Töten aus Mitgefühl

Offenbar aus Mitleid hat eine Charité-Krankenschwester zwei schwerstkranke Patienten getötet. Ihr einstiger Chef will sie im Gefängnis besuchen. Staatsanwalt überprüft 13 Todesfälle auf der Station

Von Nina Apin

Die Charité-Krankenschwester, die wegen Tötung zweier todkranker Herzpatienten unter Mordverdacht steht, hat offenbar aus Mitleid gehandelt. Nach Informationen der Bild-Zeitung und des Spiegels sagte die 54-Jährige in einem Verhör, sie habe die Qualen in der Intensivmedizin nicht mehr ertragen. Inzwischen hat die Charité Akten zu 13 weiteren Todesfällen, die sich während der Dienstzeit der Beschuldigten auf der kardiologischen Intensivstation ereignet hatten, an die Staatsanwaltschaft übergeben.

Die Ermittlungen konzentrieren sich auf die Zeit ab Juni 2004, nachdem ein elektronisches Erfassungssystem für Patientendaten eingeführt worden war. Der Sprecher der Staatsanwaltschaft, Michael Grunwald, sagte, man überprüfe nun die Unterlagen. Bei Auffälligkeiten seien Exhumierungen nicht ausgeschlossen. Zur kriminalistischen Routine in solchen Fällen gehört nach Ermittlerangaben auch die Überprüfung der finanziellen Verhältnisse der Beschuldigten, um zu klären, ob sie von den Testamenten der getöteten Patienten profitiert haben könnte.

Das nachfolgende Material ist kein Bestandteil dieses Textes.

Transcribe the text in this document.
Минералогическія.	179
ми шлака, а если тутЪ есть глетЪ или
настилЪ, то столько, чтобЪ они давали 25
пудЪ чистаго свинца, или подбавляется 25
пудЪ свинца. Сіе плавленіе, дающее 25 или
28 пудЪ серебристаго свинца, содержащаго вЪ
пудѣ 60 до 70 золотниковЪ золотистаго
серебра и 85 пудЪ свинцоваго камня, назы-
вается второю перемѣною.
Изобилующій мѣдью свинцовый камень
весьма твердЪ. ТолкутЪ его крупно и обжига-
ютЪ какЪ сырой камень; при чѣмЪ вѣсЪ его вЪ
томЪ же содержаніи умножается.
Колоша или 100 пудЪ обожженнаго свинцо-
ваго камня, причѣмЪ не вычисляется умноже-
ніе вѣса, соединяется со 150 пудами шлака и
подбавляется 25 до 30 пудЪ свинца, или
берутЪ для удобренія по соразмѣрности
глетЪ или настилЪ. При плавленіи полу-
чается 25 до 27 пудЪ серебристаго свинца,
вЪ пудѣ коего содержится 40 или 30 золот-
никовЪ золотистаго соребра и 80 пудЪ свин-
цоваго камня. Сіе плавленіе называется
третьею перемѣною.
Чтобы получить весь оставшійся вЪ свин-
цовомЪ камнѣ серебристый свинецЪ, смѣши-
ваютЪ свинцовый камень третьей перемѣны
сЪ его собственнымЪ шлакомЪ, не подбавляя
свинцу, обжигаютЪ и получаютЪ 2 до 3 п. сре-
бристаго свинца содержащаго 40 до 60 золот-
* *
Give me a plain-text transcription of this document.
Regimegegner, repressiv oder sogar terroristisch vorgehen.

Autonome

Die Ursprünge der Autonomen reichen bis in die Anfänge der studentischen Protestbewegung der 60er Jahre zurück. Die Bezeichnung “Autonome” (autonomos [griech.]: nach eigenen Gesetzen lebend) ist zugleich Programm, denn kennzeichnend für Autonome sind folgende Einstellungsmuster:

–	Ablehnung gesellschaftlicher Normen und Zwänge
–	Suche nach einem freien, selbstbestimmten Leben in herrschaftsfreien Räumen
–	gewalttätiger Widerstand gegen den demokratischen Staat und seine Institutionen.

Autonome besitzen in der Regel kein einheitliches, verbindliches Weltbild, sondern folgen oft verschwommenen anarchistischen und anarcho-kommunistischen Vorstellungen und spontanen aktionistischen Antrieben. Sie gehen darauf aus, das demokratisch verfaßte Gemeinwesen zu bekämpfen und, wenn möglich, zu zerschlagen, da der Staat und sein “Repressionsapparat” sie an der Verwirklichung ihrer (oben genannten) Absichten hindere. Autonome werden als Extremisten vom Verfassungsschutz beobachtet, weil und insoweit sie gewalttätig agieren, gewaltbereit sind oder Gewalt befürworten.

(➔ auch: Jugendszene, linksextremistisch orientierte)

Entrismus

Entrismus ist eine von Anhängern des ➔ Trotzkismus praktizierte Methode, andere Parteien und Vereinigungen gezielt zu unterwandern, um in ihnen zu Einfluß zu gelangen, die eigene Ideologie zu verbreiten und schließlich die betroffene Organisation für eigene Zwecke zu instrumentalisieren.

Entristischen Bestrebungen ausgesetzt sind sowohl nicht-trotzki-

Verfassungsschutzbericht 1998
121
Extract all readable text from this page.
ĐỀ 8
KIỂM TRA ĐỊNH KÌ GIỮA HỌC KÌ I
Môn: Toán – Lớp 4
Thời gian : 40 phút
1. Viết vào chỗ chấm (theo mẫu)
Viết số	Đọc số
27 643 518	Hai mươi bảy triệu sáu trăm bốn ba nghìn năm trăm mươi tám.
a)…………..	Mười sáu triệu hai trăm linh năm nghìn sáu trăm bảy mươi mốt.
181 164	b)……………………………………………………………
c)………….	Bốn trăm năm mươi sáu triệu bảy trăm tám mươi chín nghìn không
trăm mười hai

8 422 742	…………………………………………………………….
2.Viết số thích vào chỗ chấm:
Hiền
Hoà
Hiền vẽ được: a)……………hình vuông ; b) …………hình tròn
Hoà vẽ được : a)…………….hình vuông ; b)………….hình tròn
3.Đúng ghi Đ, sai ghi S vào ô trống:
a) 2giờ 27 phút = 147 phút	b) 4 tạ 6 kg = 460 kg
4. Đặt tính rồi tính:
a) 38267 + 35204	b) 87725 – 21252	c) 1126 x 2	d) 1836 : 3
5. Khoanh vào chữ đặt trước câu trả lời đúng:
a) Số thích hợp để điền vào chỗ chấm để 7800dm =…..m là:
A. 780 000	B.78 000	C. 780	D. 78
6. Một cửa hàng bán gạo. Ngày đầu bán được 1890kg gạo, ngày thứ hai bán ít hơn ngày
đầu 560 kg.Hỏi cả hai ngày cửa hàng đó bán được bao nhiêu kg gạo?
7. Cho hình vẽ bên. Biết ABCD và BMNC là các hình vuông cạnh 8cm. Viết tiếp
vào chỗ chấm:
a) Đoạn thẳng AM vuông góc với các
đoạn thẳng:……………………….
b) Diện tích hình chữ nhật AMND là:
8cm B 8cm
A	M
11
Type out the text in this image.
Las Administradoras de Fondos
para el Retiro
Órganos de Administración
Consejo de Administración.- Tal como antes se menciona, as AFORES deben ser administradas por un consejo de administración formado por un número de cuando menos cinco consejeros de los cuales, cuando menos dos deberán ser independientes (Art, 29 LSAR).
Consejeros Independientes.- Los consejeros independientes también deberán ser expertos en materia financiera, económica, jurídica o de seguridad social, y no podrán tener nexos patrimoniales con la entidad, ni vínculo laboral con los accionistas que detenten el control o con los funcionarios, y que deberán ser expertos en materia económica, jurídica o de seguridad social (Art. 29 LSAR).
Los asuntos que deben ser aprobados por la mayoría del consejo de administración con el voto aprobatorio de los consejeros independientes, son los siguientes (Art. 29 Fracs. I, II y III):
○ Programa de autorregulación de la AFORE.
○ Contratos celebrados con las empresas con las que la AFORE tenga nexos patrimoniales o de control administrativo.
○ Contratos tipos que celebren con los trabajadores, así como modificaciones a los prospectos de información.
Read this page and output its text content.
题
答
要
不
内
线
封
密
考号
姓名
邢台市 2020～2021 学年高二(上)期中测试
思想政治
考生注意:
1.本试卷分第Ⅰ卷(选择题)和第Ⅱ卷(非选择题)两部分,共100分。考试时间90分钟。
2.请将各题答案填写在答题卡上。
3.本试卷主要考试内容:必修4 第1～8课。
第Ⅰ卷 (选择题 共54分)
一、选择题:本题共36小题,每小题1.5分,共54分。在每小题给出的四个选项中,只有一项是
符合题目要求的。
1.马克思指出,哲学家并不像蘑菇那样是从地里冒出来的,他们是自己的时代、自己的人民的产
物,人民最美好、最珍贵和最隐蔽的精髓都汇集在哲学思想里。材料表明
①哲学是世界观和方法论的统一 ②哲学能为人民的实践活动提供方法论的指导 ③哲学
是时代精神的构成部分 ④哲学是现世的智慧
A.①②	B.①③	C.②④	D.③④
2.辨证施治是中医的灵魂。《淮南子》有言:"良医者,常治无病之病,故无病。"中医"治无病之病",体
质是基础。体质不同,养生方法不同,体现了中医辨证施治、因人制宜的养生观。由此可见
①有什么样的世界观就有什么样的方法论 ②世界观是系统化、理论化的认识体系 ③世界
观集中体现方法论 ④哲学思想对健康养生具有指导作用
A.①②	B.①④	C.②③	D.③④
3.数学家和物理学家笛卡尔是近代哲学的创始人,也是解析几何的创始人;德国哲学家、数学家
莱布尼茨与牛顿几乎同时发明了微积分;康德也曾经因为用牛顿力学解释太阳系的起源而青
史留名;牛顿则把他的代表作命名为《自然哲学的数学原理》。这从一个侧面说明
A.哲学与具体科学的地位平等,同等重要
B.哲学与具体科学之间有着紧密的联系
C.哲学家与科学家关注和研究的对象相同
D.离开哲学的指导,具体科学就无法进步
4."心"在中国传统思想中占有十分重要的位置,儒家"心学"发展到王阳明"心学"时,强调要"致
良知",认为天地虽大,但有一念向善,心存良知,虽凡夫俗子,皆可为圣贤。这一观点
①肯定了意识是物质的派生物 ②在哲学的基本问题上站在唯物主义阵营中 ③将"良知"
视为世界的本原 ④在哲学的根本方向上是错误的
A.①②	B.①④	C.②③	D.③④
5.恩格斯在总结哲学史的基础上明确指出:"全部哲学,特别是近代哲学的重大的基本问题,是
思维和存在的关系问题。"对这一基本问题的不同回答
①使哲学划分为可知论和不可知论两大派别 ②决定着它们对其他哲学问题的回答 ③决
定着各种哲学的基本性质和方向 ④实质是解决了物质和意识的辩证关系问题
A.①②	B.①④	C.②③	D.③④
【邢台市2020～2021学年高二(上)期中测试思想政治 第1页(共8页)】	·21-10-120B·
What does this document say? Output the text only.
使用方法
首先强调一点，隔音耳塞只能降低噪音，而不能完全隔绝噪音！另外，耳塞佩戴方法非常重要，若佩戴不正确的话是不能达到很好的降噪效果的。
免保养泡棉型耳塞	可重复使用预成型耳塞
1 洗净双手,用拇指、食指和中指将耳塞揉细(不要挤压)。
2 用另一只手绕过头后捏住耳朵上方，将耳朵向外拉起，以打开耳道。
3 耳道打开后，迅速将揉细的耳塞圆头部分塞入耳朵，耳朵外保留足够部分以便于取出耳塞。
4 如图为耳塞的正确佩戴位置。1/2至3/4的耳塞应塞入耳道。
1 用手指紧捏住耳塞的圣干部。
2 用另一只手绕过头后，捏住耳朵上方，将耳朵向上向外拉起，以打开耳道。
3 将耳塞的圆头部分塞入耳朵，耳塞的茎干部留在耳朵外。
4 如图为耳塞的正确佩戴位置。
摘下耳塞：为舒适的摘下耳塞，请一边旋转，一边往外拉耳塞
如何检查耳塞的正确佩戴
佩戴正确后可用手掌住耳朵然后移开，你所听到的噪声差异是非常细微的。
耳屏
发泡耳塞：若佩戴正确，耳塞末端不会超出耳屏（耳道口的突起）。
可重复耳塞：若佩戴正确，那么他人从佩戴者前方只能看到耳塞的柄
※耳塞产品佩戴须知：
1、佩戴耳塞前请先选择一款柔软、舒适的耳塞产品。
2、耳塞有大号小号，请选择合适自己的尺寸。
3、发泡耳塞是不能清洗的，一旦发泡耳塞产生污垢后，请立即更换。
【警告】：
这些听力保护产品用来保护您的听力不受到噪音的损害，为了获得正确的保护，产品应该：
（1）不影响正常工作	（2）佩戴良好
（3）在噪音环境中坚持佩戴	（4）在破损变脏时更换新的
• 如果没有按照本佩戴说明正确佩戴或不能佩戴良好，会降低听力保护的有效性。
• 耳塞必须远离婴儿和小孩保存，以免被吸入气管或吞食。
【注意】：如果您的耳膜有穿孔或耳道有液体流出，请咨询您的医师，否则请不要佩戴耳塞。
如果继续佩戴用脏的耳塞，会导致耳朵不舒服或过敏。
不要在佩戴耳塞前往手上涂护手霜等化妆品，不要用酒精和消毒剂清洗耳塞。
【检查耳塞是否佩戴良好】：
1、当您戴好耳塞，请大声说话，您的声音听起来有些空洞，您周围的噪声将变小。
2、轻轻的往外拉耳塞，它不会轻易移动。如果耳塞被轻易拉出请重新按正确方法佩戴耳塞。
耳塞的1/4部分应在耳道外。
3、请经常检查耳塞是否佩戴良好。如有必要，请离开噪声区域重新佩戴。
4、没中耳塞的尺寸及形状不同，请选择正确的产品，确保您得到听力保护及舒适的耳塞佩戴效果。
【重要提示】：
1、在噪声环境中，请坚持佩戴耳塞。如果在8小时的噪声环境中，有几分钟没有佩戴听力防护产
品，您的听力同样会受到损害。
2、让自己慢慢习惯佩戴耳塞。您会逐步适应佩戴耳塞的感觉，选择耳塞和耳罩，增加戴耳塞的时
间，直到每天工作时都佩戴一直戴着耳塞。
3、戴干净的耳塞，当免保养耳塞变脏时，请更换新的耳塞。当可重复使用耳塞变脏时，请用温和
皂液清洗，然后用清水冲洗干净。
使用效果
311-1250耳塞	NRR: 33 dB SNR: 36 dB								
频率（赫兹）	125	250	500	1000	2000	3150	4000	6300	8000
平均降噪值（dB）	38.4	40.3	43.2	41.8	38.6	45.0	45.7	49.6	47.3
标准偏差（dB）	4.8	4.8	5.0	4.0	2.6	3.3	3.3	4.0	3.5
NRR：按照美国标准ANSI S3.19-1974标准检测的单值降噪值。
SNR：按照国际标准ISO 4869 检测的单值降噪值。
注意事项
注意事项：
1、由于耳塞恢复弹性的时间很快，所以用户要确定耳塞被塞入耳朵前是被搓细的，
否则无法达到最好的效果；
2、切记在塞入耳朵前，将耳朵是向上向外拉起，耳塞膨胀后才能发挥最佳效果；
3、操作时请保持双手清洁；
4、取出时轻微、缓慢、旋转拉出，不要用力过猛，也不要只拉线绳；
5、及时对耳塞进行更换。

Gegen die Krankenschwester war am Donnerstag Haftbefehl erlassen worden. Sie soll Mitte August und Anfang Oktober zwei schwerkranke Herzpatienten im Alter von 77 und 62 Jahren mit einer Überdosis des blutdrucksenkenden Mittels Nitroprussidnatrium getötet haben. Die beiden Patienten litten an unheilbarer Herzinsuffizienz und wurden nicht mehr therapiert. Beide wären nach Einschätzung der Klinikleitung vermutlich binnen zwei Wochen gestorben. Wegen des ungewöhnlich plötzlichen Ablebens der Patienten schöpften Klinikmitarbeiter Verdacht und alarmierten die Klinikleitung. Die erstattete Strafanzeige bei der Polizei. Die Krankenschwester, die seit zehn Jahren in dem Klinikum tätig ist, hat laut Staatsanwaltschaft beide Tötungen in Teilen gestanden.

In mehreren Medien wird darüber spekuliert, ob außer Mitleid mit den todkranken Patienten auch private Motive eine Rolle gespielt haben könnten. Die Krankenschwester soll die an Nierenkrebs erkrankte Schwester einer Freundin bis zu ihrem Tod im Juli im Krankenhaus besucht haben. Die Schmerzen und das lange Leiden der unheilbar Kranken sollen die Pflegerin emotional sehr stark mitgenommen haben.

Der Direktor der Klinik für Kardiologie, Gert Baumann, will nun seine ehemalige Mitarbeiterin in der Untersuchungshaft besuchen. Laut Charité-Sprecherin Kerstin Endele habe Baumann am Freitag einen Besuchsantrag bei der Staatsanwalt gestellt. Über die Verhaftung seiner langjährigen Mitarbeiterin hatte sich Baumann bestürzt gezeigt. Nach ihrer Festnahme sagte er, er habe sie als bewährte Pflegekraft „sehr geschätzt“. In einem persönlichen Gespräch wolle er die Schwester zu einem umfassenden Geständnis bewegen.

Die Charité hat für besorgte Patienten und Angehörige eine Telefonauskunft eingerichtet. Dort hätten sich bisher rund 25 Personen gemeldet, sagte Kliniksprecherin Endele. 12 Anrufer hatten Angehörige, die in den vergangenen Jahren auf der kardiologischen Intensivstation gestorben seien. Sie würden psychologisch betreut. Gleichzeitig prüfe man, ob der Tod der jeweiligen Patienten außerhalb der Dienstzeit der Tatverdächtigen eingetreten sei. Die Charité-Hotline ist unter der Telefonnummer (0 30) 450 550 500 erreichbar.